Pour l’instant, le déclic par l’action politique reste difficile à envisager du fait des nombreux enjeux liés à la frontière, comme la répartition des migrant.es. Une situation que dénonce Cédric Herrou, en accusant l’État, les élu.es de la vallée et les maires de la région de « snober et d’abandonner les habitants de la région ». Après avoir logé des demandeur.euses d’asile, l’agriculteur se dit déçu par ses représentant.es politiques. Depuis quelques semaines, il s’est associé avec le mouvement de l’Abbé Pierre pour créer « Emmaüs Roya », la première communauté 100 % agricole Emmaüs située à Breil. « On a cherché des solutions pour que ces personnes aient un statut pour avoir une activité basée sur le travail et surtout développer une autonomie financière. On a trouvé la communauté Emmaüs » explique-t-il. Une initiative qui ne met pas tout le monde d’accord, à commencer par André Ipert, le maire de Breil, pourtant de sensibilité de gauche. « L’image est négative. L’État est défaillant, mais dans les moments de tension, la priorité est de préserver une forme d’unité du village » affirme-t-il au journal Nice-Matin en allant jusqu’à dénoncer « un appel d’air indéniable » pour les migrant.es. Des propos qui ont étonné une petite partie des habitants de la Roya, mais qu’il faut analyser dans l’actuel contexte pré-électoral, les élections municipales ayant lieu en mars 2020.

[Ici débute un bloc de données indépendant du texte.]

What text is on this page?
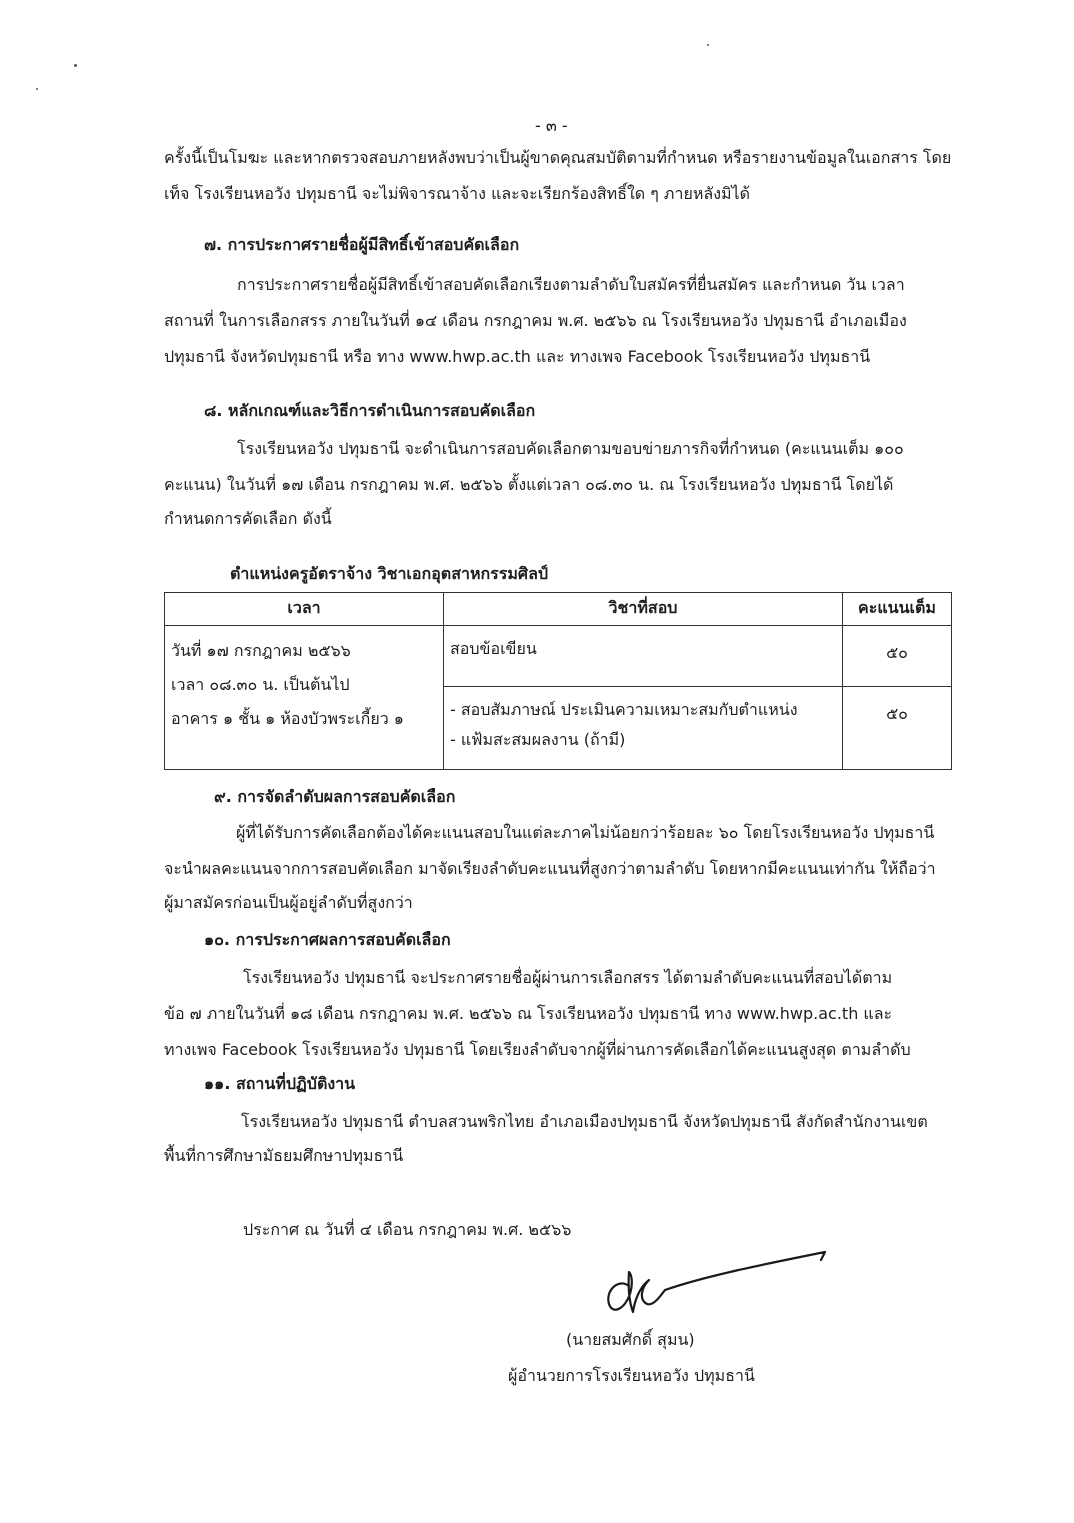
- ๓ -
ครั้งนี้เป็นโมฆะ และหากตรวจสอบภายหลังพบว่าเป็นผู้ขาดคุณสมบัติตามที่กำหนด หรือรายงานข้อมูลในเอกสาร โดย
เท็จ โรงเรียนหอวัง ปทุมธานี จะไม่พิจารณาจ้าง และจะเรียกร้องสิทธิ์ใด ๆ ภายหลังมิได้
๗. การประกาศรายชื่อผู้มีสิทธิ์เข้าสอบคัดเลือก
การประกาศรายชื่อผู้มีสิทธิ์เข้าสอบคัดเลือกเรียงตามลำดับใบสมัครที่ยื่นสมัคร และกำหนด วัน เวลา
สถานที่ ในการเลือกสรร ภายในวันที่ ๑๔ เดือน กรกฎาคม พ.ศ. ๒๕๖๖ ณ โรงเรียนหอวัง ปทุมธานี อำเภอเมือง
ปทุมธานี จังหวัดปทุมธานี หรือ ทาง www.hwp.ac.th และ ทางเพจ Facebook โรงเรียนหอวัง ปทุมธานี
๘. หลักเกณฑ์และวิธีการดำเนินการสอบคัดเลือก
โรงเรียนหอวัง ปทุมธานี จะดำเนินการสอบคัดเลือกตามขอบข่ายภารกิจที่กำหนด (คะแนนเต็ม ๑๐๐
คะแนน) ในวันที่ ๑๗ เดือน กรกฎาคม พ.ศ. ๒๕๖๖ ตั้งแต่เวลา ๐๘.๓๐ น. ณ โรงเรียนหอวัง ปทุมธานี โดยได้
กำหนดการคัดเลือก ดังนี้
ตำแหน่งครูอัตราจ้าง วิชาเอกอุตสาหกรรมศิลป์
เวลา	วิชาที่สอบ	คะแนนเต็ม

วันที่ ๑๗ กรกฎาคม ๒๕๖๖
เวลา ๐๘.๓๐ น. เป็นต้นไป
อาคาร ๑ ชั้น ๑ ห้องบัวพระเกี้ยว ๑	สอบข้อเขียน	๕๐

	- สอบสัมภาษณ์ ประเมินความเหมาะสมกับตำแหน่ง
- แฟ้มสะสมผลงาน (ถ้ามี)	๕๐
๙. การจัดลำดับผลการสอบคัดเลือก
ผู้ที่ได้รับการคัดเลือกต้องได้คะแนนสอบในแต่ละภาคไม่น้อยกว่าร้อยละ ๖๐ โดยโรงเรียนหอวัง ปทุมธานี
จะนำผลคะแนนจากการสอบคัดเลือก มาจัดเรียงลำดับคะแนนที่สูงกว่าตามลำดับ โดยหากมีคะแนนเท่ากัน ให้ถือว่า
ผู้มาสมัครก่อนเป็นผู้อยู่ลำดับที่สูงกว่า
๑๐. การประกาศผลการสอบคัดเลือก
โรงเรียนหอวัง ปทุมธานี จะประกาศรายชื่อผู้ผ่านการเลือกสรร ได้ตามลำดับคะแนนที่สอบได้ตาม
ข้อ ๗ ภายในวันที่ ๑๘ เดือน กรกฎาคม พ.ศ. ๒๕๖๖ ณ โรงเรียนหอวัง ปทุมธานี ทาง www.hwp.ac.th และ
ทางเพจ Facebook โรงเรียนหอวัง ปทุมธานี โดยเรียงลำดับจากผู้ที่ผ่านการคัดเลือกได้คะแนนสูงสุด ตามลำดับ
๑๑. สถานที่ปฏิบัติงาน
โรงเรียนหอวัง ปทุมธานี ตำบลสวนพริกไทย อำเภอเมืองปทุมธานี จังหวัดปทุมธานี สังกัดสำนักงานเขต
พื้นที่การศึกษามัธยมศึกษาปทุมธานี
ประกาศ ณ วันที่ ๔ เดือน กรกฎาคม พ.ศ. ๒๕๖๖
(นายสมศักดิ์ สุมน)
ผู้อำนวยการโรงเรียนหอวัง ปทุมธานี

Après avoir franchi le col de Tende, les solidaires retournent au village pour la soirée de clôture. Mouss et Hakim, les deux frères et membres du groupe Zebda entament leur concert. « Motivés, motivés, il faut rester motivé ! » Cet air, le public le connaît déjà par cœur. Pendant quatre jours de rencontres, de découvertes et de fête, la vallée la Roya respirait la fraternité.